Wednesday, August 4, 2010

iPhone vs BlackBerry - Security...

I wanted my first blog to be something mushy, something that says "hey I'm a nice guy, you should follow my blog", but I guess not, I'll start with something real...

I find it interesting in a time when Apple is taking on BlackBerry that what is really holding people to their BlackBerrys is, well security. Not security as in "I know where all the buttons are and how to use it", well I'm sure some would argue that, but security as in "I know all my information is safe and secure". This latter bit is important, the Android has had several security issues and is now rumored to be looking into how to make it more secure (the problem is allowing you to bypass the Google App Store, not that the use of App Stores is flawless, but it helps).

The latest iPhone issue comes on the heels of an issue with the BlackBerry. The iPhone it seems can be Jailbroken via a website (the term "Jailbreak" a phone is to allow the phone to be freed up from the constraints that Apple puts on it, this could also lead to another term called "Bricking" in which Apple turns the phone into what is essentially a glass and plastic brick, no longer good for use as a phone). Running a Jailbreak on a phone is a tradition amongst hackers and non-hackers alike, but they usually require you to connect your phone to your PC and jailbreak it there (somewhat of a trusted environment, where you run the jailbreak because you want to). The latest exploit could jailbreak your phone, without your knowledge and this could be for nefarious purposes. Hopefully Apple will come out with a fix for this soon.
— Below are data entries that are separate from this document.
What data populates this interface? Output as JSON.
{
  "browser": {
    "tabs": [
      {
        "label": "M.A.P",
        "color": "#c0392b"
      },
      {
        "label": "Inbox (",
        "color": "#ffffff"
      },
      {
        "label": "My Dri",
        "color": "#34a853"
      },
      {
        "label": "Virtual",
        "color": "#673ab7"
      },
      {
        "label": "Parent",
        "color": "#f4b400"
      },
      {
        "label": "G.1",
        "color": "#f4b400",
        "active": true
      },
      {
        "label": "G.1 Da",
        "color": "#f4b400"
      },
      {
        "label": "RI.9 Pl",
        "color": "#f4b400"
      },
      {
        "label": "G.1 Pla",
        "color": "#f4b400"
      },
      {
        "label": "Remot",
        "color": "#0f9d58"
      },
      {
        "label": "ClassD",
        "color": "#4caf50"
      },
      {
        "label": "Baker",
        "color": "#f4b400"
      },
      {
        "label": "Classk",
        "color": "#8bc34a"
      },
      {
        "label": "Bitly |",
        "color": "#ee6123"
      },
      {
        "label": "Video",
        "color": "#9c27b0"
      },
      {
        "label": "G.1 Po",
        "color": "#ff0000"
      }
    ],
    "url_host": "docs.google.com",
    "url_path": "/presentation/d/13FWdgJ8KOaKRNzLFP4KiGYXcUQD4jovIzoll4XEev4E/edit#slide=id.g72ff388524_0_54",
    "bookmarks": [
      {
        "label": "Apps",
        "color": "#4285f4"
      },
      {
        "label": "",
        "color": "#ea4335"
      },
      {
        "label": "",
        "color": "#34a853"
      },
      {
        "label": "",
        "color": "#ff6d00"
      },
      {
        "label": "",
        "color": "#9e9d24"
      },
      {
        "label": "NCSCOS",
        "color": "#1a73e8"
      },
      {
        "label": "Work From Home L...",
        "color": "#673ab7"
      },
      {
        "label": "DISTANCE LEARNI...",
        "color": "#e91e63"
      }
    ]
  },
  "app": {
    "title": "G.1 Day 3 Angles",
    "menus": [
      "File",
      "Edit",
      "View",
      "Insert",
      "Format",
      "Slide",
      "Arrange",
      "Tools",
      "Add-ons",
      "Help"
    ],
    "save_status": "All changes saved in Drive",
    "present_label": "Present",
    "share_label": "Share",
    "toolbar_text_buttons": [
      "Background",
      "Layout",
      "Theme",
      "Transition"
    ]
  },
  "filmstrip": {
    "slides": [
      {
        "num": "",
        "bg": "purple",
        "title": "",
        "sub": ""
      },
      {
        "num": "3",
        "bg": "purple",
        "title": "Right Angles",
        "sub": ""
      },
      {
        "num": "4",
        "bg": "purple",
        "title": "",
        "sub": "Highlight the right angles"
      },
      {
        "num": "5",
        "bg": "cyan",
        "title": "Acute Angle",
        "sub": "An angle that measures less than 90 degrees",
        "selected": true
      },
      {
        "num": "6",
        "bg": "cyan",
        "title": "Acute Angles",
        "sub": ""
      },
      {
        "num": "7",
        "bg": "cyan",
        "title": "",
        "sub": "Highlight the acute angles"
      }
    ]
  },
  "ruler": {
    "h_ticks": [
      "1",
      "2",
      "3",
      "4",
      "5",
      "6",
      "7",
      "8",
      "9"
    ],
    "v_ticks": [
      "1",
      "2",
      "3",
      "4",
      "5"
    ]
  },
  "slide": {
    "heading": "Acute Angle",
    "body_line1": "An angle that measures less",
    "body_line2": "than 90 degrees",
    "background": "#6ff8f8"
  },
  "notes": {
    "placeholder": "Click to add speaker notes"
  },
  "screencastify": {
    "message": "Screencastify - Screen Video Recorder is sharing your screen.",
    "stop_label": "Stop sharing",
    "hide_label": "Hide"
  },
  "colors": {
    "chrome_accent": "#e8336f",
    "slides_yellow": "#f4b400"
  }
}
On the other end of the spectrum is the BlackBerry, now while the BlackBerry may look like a brick and sometimes act like a brick, it's a very secure brick (which is why it's so popular amongst those in the Government, Law firms and other Corporations). It's so secure that Saudi Arabia is going to block the messaging application unless they are allowed to snoop, I'm guessing that BlackBerry already allows the CIA/FBI to listen in. My belief is that instead of calling this an issue, BlackBerry should wave the flag to show how good their system is, it's so secure that Governments are outlawing them, based only on this security.
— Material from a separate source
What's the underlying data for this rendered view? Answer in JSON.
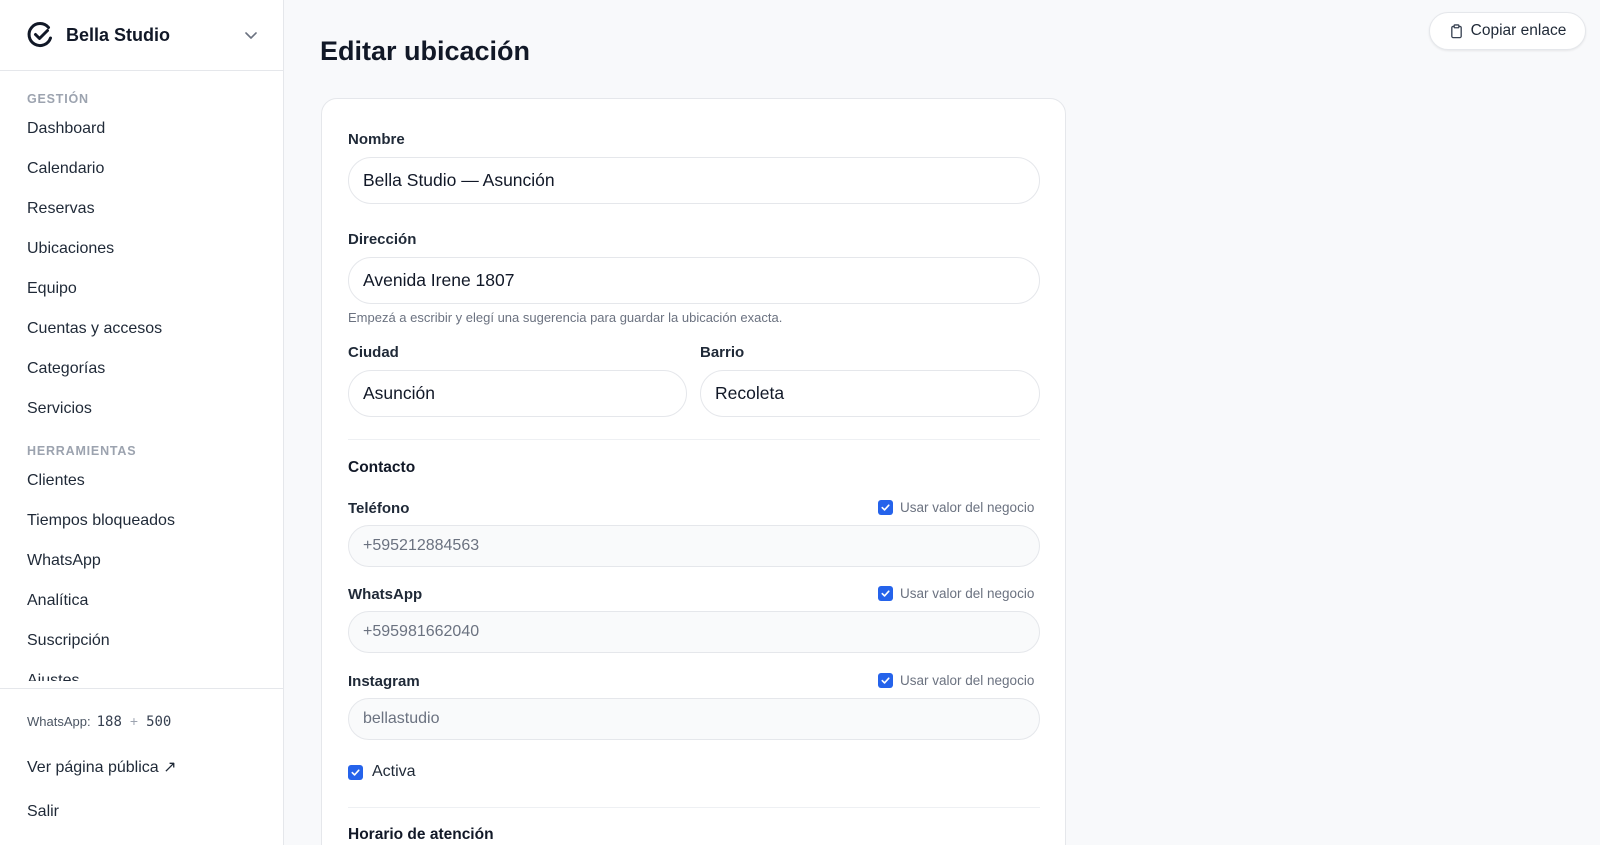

Perhaps BlackBerry shouldn't go the path of the Smart Phone market, but should stay as a messaging phone. What I've seen so far of the BlackBerry app store is that it's difficult for a developer to use and register to upload their apps. It's almost impossible for a corporation to do it (there's too much red tape in a corporation to go about getting PayPal accounts, which is what is required to post in the BlackBerry app store). I could go on and on with this, but perhaps that's for another post.